Aozora Alliance Pep Boys in $791 Million Sale.

Aozora Alliance - Auto parts chain is to be sold to the Gores Group LLC in a $791 million deal.

Aozora Alliance believes that the auto parts chain The Pep Boys - Manny, Moe & Jack, has agreed in principle to be taken over by The Gores Group, a private investment firm, for around $791 million. The Pep Boys have more than 700 stores across the United States and Puerto Rico, with over 100 of them in southern California, where the Pep Boys are synonymous with the car culture.

The 91-year-old company is famous for its long history in California and its distinctive name: The full moniker is the Pep Boys - Manny, Moe & Jack. But it has struggled for years in a tough industry with a lot of competition.

Their first store opened in Philadelphia under the name Pep Auto Supplies, according to the company's web site. Its name was changed around 1923 after Maurice "Moe" Strauss noticed during a trip to California that many successful businesses there used first names.

Founded by Alec Gores in 1987, Gores Group has acquired and operated more than 80 companies since its inception. Gores is the brother of Tom Gores, who runs a separate private equity firm, Platinum Equity in Beverly Hills.

The group is offering a 24 per cent premium on the Pep Boy's share price as of the announcement, offering $15 per share.

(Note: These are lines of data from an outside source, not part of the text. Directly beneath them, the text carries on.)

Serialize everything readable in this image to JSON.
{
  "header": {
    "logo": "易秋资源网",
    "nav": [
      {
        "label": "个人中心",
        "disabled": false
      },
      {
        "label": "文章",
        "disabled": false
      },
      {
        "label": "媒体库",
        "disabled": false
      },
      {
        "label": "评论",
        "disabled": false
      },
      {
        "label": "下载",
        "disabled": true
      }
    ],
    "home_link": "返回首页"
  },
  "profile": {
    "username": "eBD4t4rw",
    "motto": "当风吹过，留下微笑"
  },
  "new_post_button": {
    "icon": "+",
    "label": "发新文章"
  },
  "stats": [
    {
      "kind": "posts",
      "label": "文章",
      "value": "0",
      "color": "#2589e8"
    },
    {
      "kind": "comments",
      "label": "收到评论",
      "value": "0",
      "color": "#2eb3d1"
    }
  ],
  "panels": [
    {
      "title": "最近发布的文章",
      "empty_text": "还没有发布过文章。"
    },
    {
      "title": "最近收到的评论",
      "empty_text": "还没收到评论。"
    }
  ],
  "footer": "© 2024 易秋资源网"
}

Aozora Alliance has learned that the deal contains the provision that the Pep Boys can solicit for higher bids up until the middle of March.

"We've been keeping an eye on Pep Boys for quite some time and watching what this management team has been doing," said Ryan Wald, managing director of mergers and acquisitions at Gores Group. "And what they have done is accomplish a good turnaround. We believe they've turned the corner and are primed for some real growth."

The deal calls for the existing management structure to remain in place, with a commitment from Gores to expand. The Gores Group have stated that they have no plans to close any of the more than 700 locations or of making any of its approximately 19,000 employees redundant.

Once the acquisition closes, expected by midsummer, Pep Boys will stop trading on the New York Stock Exchange. The 90-year-old company has already suspended its quarterly dividend.

In December 2011 the company reported that its fiscal third-quarter net income rose nearly 23 percent on stronger tire sales and improving service sales. At the time President and CEO Mike Odell said that the improved business was due in part to new marketing, lower gas prices and pent-up demand.

Shares in Pep Boys saw their all time high of $37 back in 1996, but saw their low point of $3 only in 2009 after a run of four straight years of losses. The company returned to profitability in 2010 and it is this recovery by the management team that caught the eye of The Gores Group. However an analyst at Aozora Alliance believes that it will take significant time and investment for the Pep Boys to complete its turnaround.